Alice Winocour talks to Screen about her Platform title Proxima, the story of an astrophysicist juggling astronaut training with bringing up her young daughter.

Portrait Winocour © Aurélie Lamachère

Source: Aurélie Lamachère

Alice Winocour

French filmmaker Alice Winocour returns to TIFF with space exploration drama Proxima, starring Eva Green as an astrophysicist who is selected for a mission that separates her from her young daughter.

The film, which premieres in Platform today, is Winocour’s third feature-length work after gothic costume drama Augustine, which played in TIFF’s Discovery sidebar in 2012, and psychological thriller Disorder (2015).

It follows Green’s character, Sarah, as she undergoes gruelling preparatory training while attempting to be a good mother to her daughter with whom she has a deep, maternal bond, as well as juggling childcare responsibilities with her former partner.

At the same time, she is working doubly hard to prove herself as the lone female in an all-male, mixed nationality crew, played by Matt Dillon and Russian actor Aleksey Fateev. German actor Lars Eidinger plays her semi-supportive ex-partner.

Mothers as heroines

“It’s a film about space exploration and also a film about women,” says Winocour. “Cinema doesn’t often show women as both a mother and a super-heroine. The only example I’ve come up with is Erin Brockovich, where we see the main character dealing with problems linked to her children.

“But, in reality, although things are changing for women with children, they still ultimately feel responsible for their education and [carry] a sense of guilt when they attempt to combine motherhood with having professional goals.”

Winocour’s desire to make a film set against the world of space exploration stems from a lifelong interest in the subject. “I’ve been fascinated with space and space exploration since I was a child. Over the years, I’ve read a lot around the subject,” she says. Her research at the European Astronaut Centre in Cologne, Germany, where astronauts are trained for future missions run by the Paris-based European Space Agency (ESA), shaped the film’s story­line as well as its details.

proxima_0HERO-USETHISCROP

Source: Toronto International Film Festival

‘Proxima’

“As I met the trainers and visited the facilities, it struck me that all the work that goes into preparing an astronaut to leave Earth, all these years of training, have rarely been shown in cinema,” she says.

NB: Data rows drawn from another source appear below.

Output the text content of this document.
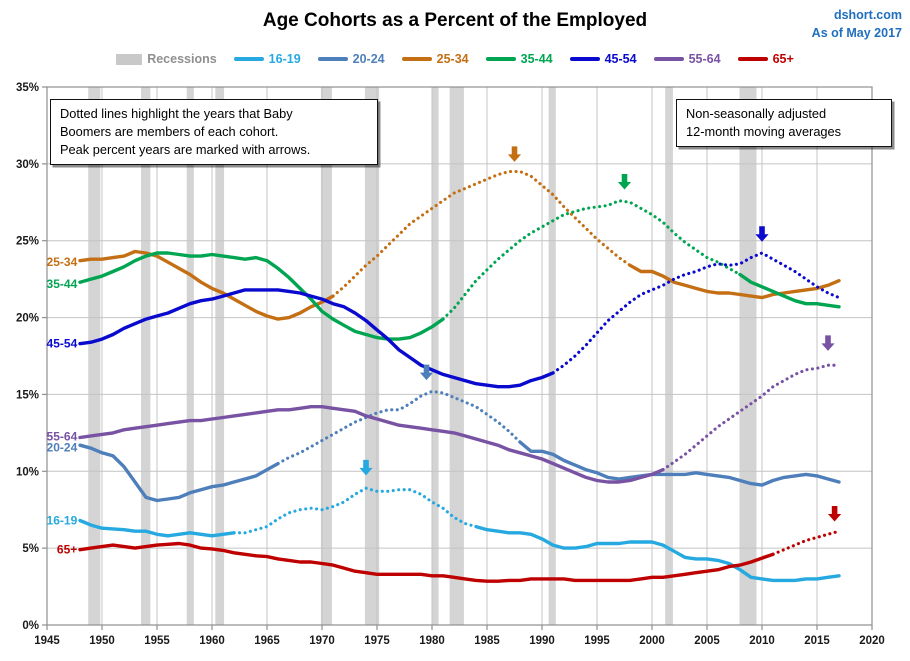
dshort.com
As of May 2017
Age Cohorts as a Percent of the Employed
Recessions	16-19	20-24	25-34	35-44	45-54	55-64	65+
1945	1950	1955	1960	1965	1970	1975	1980	1985	1990	1995	2000	2005	2010	2015	2020
0%
5%
10%
15%
20%
25%
30%
35%
16-19
20-24
25-34
35-44
45-54
55-64
65+
Dotted lines highlight the years that Baby
Boomers are members of each cohort.
Peak percent years are marked with arrows.
Non-seasonally adjusted
12-month moving averages
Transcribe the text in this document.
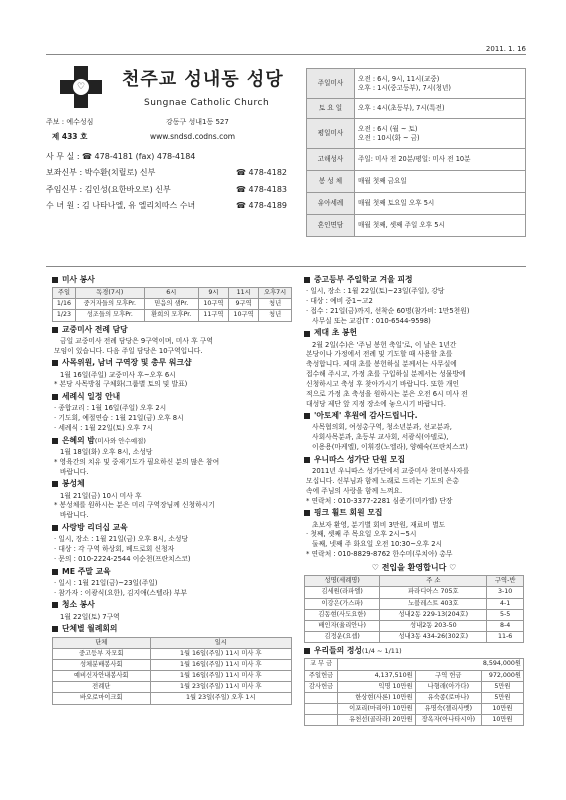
2011. 1. 16
♡ 천주교 성내동 성당
Sungnae Catholic Church
주보 : 예수성심	강동구 성내1동 527
제 433 호	www.sndsd.codns.com
사 무 실 : ☎ 478-4181 (fax) 478-4184
보좌신부 : 박수환(치릴로) 신부	☎ 478-4182
주임신부 : 김인성(요한바오로) 신부	☎ 478-4183
수 녀 원 : 김 나타나엘, 유 엘리치따스 수녀	☎ 478-4189
주일미사	오전 : 6시, 9시, 11시(교중)
오후 : 1시(중고등부), 7시(청년)
토 요 일	오후 : 4시(초등부), 7시(특전)
평일미사	오전 : 6시 (월 ~ 토)
오전 : 10시(화 ~ 금)
고해성사	주일: 미사 전 20분/평일: 미사 전 10분
봉 성 체	매월 첫째 금요일
유아세례	매월 첫째 토요일 오후 5시
혼인면담	매월 첫째, 셋째 주일 오후 5시
미사 봉사
주일	독경(7시)	6시	9시	11시	오후7시
1/16	중거자들의 모후Pr.	믿음의 샘Pr.	10구역	9구역	청년
1/23	성조들의 모후Pr.	환희의 모후Pr.	11구역	10구역	청년
교중미사 전례 담당
금일 교중미사 전례 담당은 9구역이며, 미사 후 구역
모임이 있습니다. 다음 주일 담당은 10구역입니다.
사목위원, 남녀 구역장 및 총무 워크샵
1월 16일(주일) 교중미사 후~오후 6시
* 본당 사목방침 구체화(그룹별 토의 및 발표)
세례식 일정 안내
· 종합교리 : 1월 16일(주일) 오후 2시
· 기도회, 예절연습 : 1월 21일(금) 오후 8시
· 세례식 : 1월 22일(토) 오후 7시
은혜의 밤 (미사와 안수예절)
1월 18일(화) 오후 8시, 소성당
* 영육간의 치유 및 중재기도가 필요하신 분의 많은 참여
바랍니다.
봉성체
1월 21일(금) 10시 미사 후
* 봉성체를 원하시는 분은 미리 구역장님께 신청하시기
바랍니다.
사랑방 리더십 교육
· 일시, 장소 : 1월 21일(금) 오후 8시, 소성당
· 대상 : 각 구역 하상회, 베드로회 신청자
· 문의 : 010-2224-2544 이순천(프란치스코)
ME 주말 교육
· 일시 : 1월 21일(금)~23일(주일)
· 참가자 : 이광식(요한), 김지애(스텔라) 부부
청소 봉사
1월 22일(토) 7구역
단체별 월례회의
단체	일시
중고등부 자모회	1월 16일(주일) 11시 미사 후
성체분배봉사회	1월 16일(주일) 11시 미사 후
예비신자안내봉사회	1월 16일(주일) 11시 미사 후
전례단	1월 23일(주일) 11시 미사 후
바오로마이크회	1월 23일(주일) 오후 1시
중고등부 주일학교 겨울 피정
· 일시, 장소 : 1월 22일(토)~23일(주일), 강당
· 대상 : 예비 중1~고2
· 접수 : 21일(금)까지, 선착순 60명(참가비: 1만5천원)
사무실 또는 교감(T : 010-6544-9598)
제대 초 봉헌
2월 2일(수)은 '주님 봉헌 축일'로, 이 날은 1년간
본당이나 가정에서 전례 및 기도할 때 사용할 초를
축성합니다. 제대 초를 봉헌하실 분께서는 사무실에
접수해 주시고, 가정 초를 구입하실 분께서는 성물방에
신청하시고 축성 후 찾아가시기 바랍니다. 또한 개인
적으로 가정 초 축성을 원하시는 분은 오전 6시 미사 전
대성당 제단 앞 지정 장소에 놓으시기 바랍니다.
'아토제' 후원에 감사드립니다.
사목협의회, 여성총구역, 청소년분과, 선교분과,
사회사목분과, 초등부 교사회, 서광식(아델로),
이용용(마케엘), 이휘경(노엘라), 양혜숙(프란치스코)
우니따스 성가단 단원 모집
2011년 우니따스 성가단에서 교중미사 찬미봉사자를
모십니다. 신부님과 함께 노래로 드리는 기도의 은총
속에 주님의 사랑을 함께 느껴요.
* 연락처 : 010-3377-2281 심준기(미카엘) 단장
핑크 휠트 회원 모집
초보자 환영, 분기별 회비 3만원, 재료비 별도
· 첫째, 셋째 주 목요일 오후 2시~5시
둘째, 넷째 주 화요일 오전 10:30~오후 2시
* 연락처 : 010-8829-8762 한수미(루치아) 총무
♡ 전입을 환영합니다 ♡
성명(세례명)	주 소	구역-반
김세원(라파엘)	파라디아스 705호	3-10
이강은(가스파)	노블레스트 403호	4-1
김동현(사도요한)	성내2동 229-13(204호)	5-5
배인자(율리안나)	성내2동 203-50	8-4
김정운(요셉)	성내3동 434-26(302호)	11-6
우리들의 정성 (1/4 ~ 1/11)
교 무 금	8,594,000원		
주일헌금	4,137,510원	구역 헌금	972,000원
감사헌금	익명 10만원	나형래(아가다)	5만원
	한상현(사론) 10만원	유숙종(로마나)	5만원
	이포리(마리아) 10만원	유명숙(젤리사벳)	10만원
	유천선(골라라) 20만원	장옥자(아나타시아)	10만원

What Winocour witnessed at the European Astronaut Centre also chimed with a long-gestating idea to make a film about a mother-daughter relationship. “It’s a relationship I understand well because I have a daughter who is nine years old. As I spent time there, it dawned on me that the mother-daughter relationship was akin to mankind’s relationship with the Earth, and that the astronaut’s separation from Earth resonated with Sarah’s separation from her daughter.”

Proxima is produced by Winocour’s longtime Paris-based producers Isabelle Madelaine at Dharamsala and Emilie Tisné at Darius Films with French film company Pathé Films and Germany’s Pandora Film Produktion. Pathé International is handling world sales.

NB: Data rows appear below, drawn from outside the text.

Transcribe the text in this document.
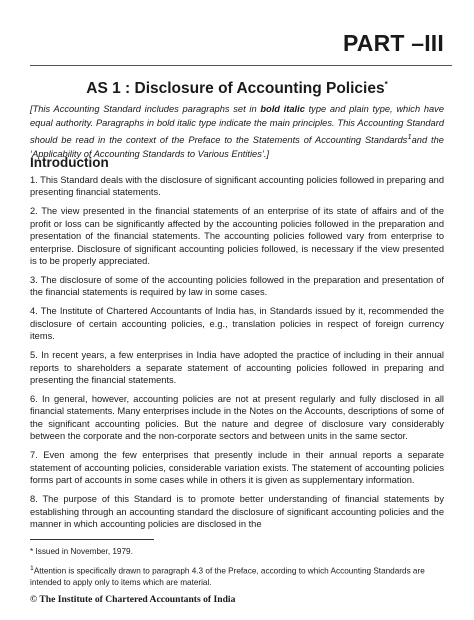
PART –III
AS 1 : Disclosure of Accounting Policies*
[This Accounting Standard includes paragraphs set in bold italic type and plain type, which have equal authority. Paragraphs in bold italic type indicate the main principles. This Accounting Standard should be read in the context of the Preface to the Statements of Accounting Standards$^1$and the ‘Applicability of Accounting Standards to Various Entities’.]
Introduction

1. This Standard deals with the disclosure of significant accounting policies followed in preparing and presenting financial statements.

2. The view presented in the financial statements of an enterprise of its state of affairs and of the profit or loss can be significantly affected by the accounting policies followed in the preparation and presentation of the financial statements. The accounting policies followed vary from enterprise to enterprise. Disclosure of significant accounting policies followed, is necessary if the view presented is to be properly appreciated.

3. The disclosure of some of the accounting policies followed in the preparation and presentation of the financial statements is required by law in some cases.

4. The Institute of Chartered Accountants of India has, in Standards issued by it, recommended the disclosure of certain accounting policies, e.g., translation policies in respect of foreign currency items.

5. In recent years, a few enterprises in India have adopted the practice of including in their annual reports to shareholders a separate statement of accounting policies followed in preparing and presenting the financial statements.

6. In general, however, accounting policies are not at present regularly and fully disclosed in all financial statements. Many enterprises include in the Notes on the Accounts, descriptions of some of the significant accounting policies. But the nature and degree of disclosure vary considerably between the corporate and the non-corporate sectors and between units in the same sector.

7. Even among the few enterprises that presently include in their annual reports a separate statement of accounting policies, considerable variation exists. The statement of accounting policies forms part of accounts in some cases while in others it is given as supplementary information.

8. The purpose of this Standard is to promote better understanding of financial statements by establishing through an accounting standard the disclosure of significant accounting policies and the manner in which accounting policies are disclosed in the

* Issued in November, 1979.
$^1$Attention is specifically drawn to paragraph 4.3 of the Preface, according to which Accounting Standards are intended to apply only to items which are material.
© The Institute of Chartered Accountants of India
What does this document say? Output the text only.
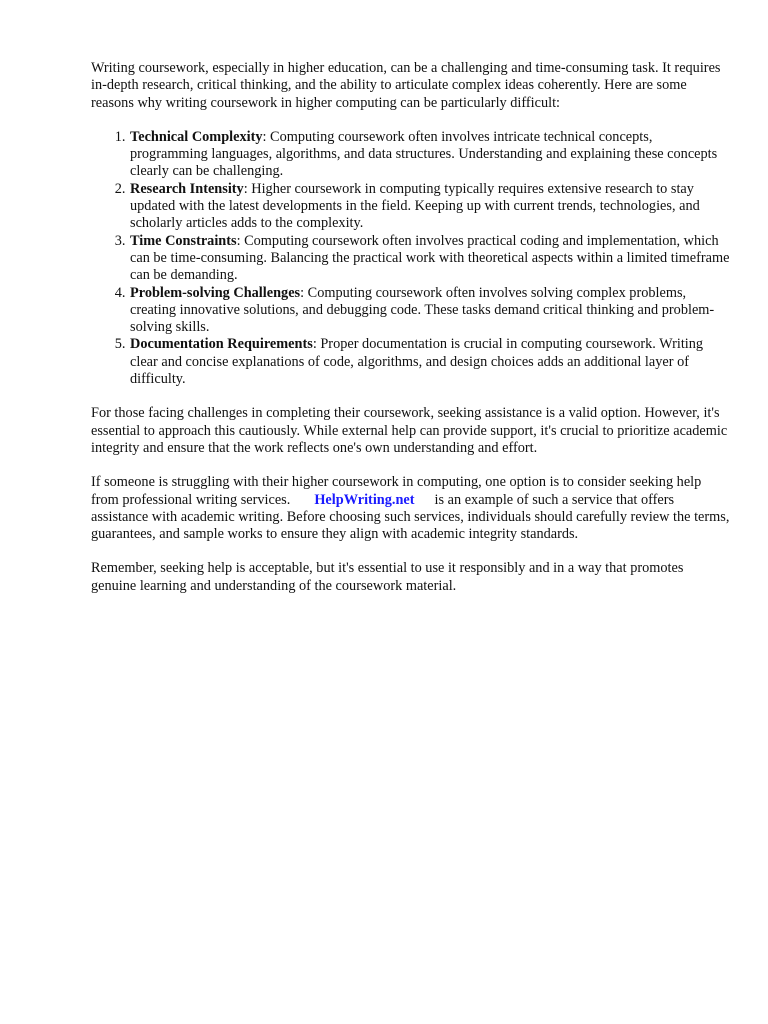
Writing coursework, especially in higher education, can be a challenging and time-consuming task. It requires in-depth research, critical thinking, and the ability to articulate complex ideas coherently. Here are some reasons why writing coursework in higher computing can be particularly difficult:

1. Technical Complexity: Computing coursework often involves intricate technical concepts, programming languages, algorithms, and data structures. Understanding and explaining these concepts clearly can be challenging.
2. Research Intensity: Higher coursework in computing typically requires extensive research to stay updated with the latest developments in the field. Keeping up with current trends, technologies, and scholarly articles adds to the complexity.
3. Time Constraints: Computing coursework often involves practical coding and implementation, which can be time-consuming. Balancing the practical work with theoretical aspects within a limited timeframe can be demanding.
4. Problem-solving Challenges: Computing coursework often involves solving complex problems, creating innovative solutions, and debugging code. These tasks demand critical thinking and problem-solving skills.
5. Documentation Requirements: Proper documentation is crucial in computing coursework. Writing clear and concise explanations of code, algorithms, and design choices adds an additional layer of difficulty.

For those facing challenges in completing their coursework, seeking assistance is a valid option. However, it's essential to approach this cautiously. While external help can provide support, it's crucial to prioritize academic integrity and ensure that the work reflects one's own understanding and effort.

If someone is struggling with their higher coursework in computing, one option is to consider seeking help from professional writing services. HelpWriting.net is an example of such a service that offers assistance with academic writing. Before choosing such services, individuals should carefully review the terms, guarantees, and sample works to ensure they align with academic integrity standards.

Remember, seeking help is acceptable, but it's essential to use it responsibly and in a way that promotes genuine learning and understanding of the coursework material.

Winocour wrote the screenplay and shot the film against real-life backdrops including the European Astronaut Centre in Cologne and Baikonur Cosmodrome in Kazakhstan, a key launchpad for international space missions. “I wanted to be as close to the reality as possible,” she says. “I met astronauts and trainers and wrote scenes with astrophysicists in Cologne. In a way, there’s a documentary feel to the film.”

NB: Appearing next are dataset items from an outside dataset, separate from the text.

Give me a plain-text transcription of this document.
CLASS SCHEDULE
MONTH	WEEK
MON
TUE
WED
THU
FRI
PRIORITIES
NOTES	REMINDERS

The production was granted access to sensitive sites with the help and support of the European Space Agency, which approved of Winocour’s desire to make “a European film”, and gave her and the film crew accreditation as “astronauts”.

“Often in cinema, space exploration is represented through the prism of America’s space agency Nasa, and the astronauts are shown as sort of superhuman beings,” she explains. “What struck me, after observing the preparation process, is that there is nothing more fragile and human than astronauts as they confront space.”

“Ultimately, man is made to live on Earth,” she adds. “When astronauts go into space, they push their bodies to the limit. They’re a bit like mutants who change their bodies to cope with space.”

In spite of the film’s European context, Winocour has sought to remain faithful to the international nature of space exploration, mixing an international cast and multilingual dialogue. “The world of space exploration is like that. It’s a community of humans, in which Europeans, Americans, Russians and others live and work together in order to confront space.”